Our consulting bookings were 5 9 billion with a book to bill of 1 1 and represented an all time high. Current and historical current ratio for booking holdings bkng from 2006 to 2020. Outsourcing bookings were 4 billion with a book to bill of 0 9.
The enterprise value to revenue multiple should be used to compare companies in the same industry and as a benchmark of the ratio from best in breed in the industry to know whether the ratio. Booking holdings current ratio for the three months ending september 30 2020 was 3 17. 1 000 000 800 000 1 25 book to bill ratio.
The market to book ratio or price to book ratio is used to compare the current market value or price of a business to its book value of equity on the balance sheet. It may indicate therefore that a company is under selling their product a ratio of less than 1. Market value is the current stock price times all outstanding shares net book value is all assets minus all liabilities.

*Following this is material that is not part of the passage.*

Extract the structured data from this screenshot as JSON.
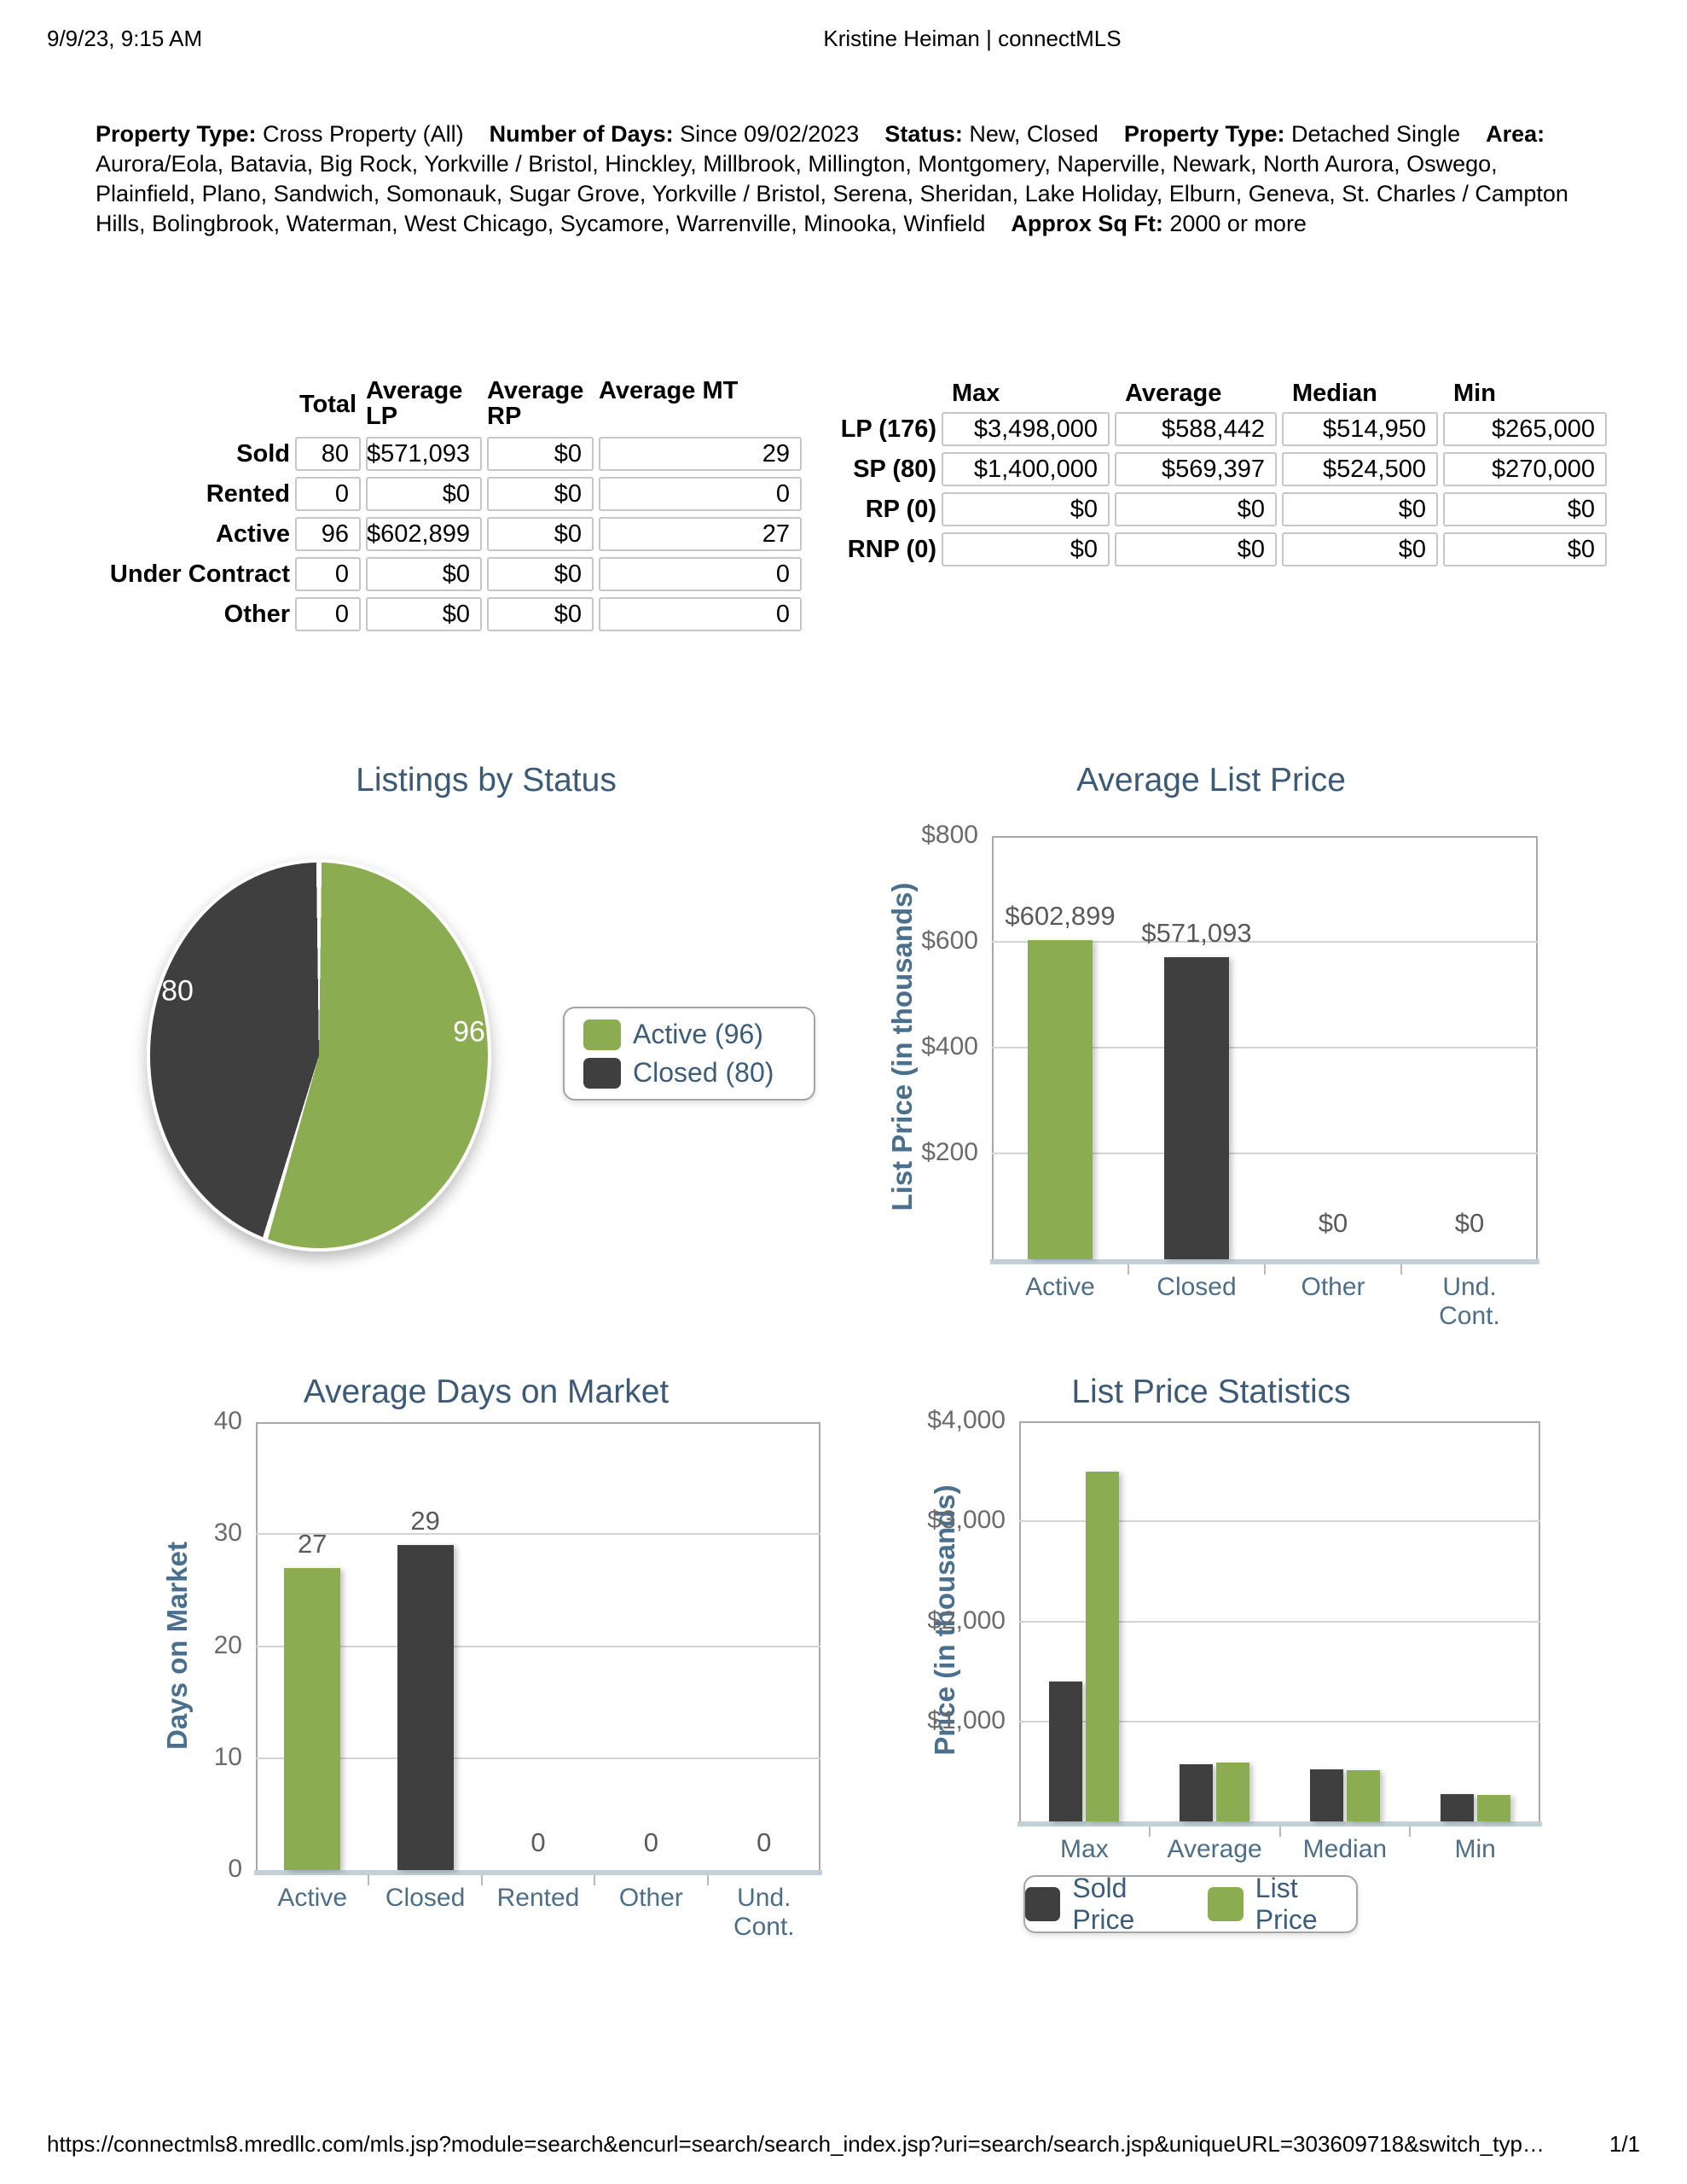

Booking holdings annual quarterly revenue history and growth rate from 2006 to 2020. This means that accenture had hard pos for 5 93 billion of consulting work for the next quarter compared to the 5 18 of revenues in this quarter. Sometimes companies that are under pressure to show better earnings might book revenue prematurely as a way to influence reported earnings.
The ratio is especially important in industries where customer demand is volatile since management needs to understand when to start scaling back capacity to meet declining demand levels. The book to bill ratio indicates how fast a company can satisfy demand for its products. Revenue can be defined as the amount of money a company receives from its customers in exchange for the sales of goods or services.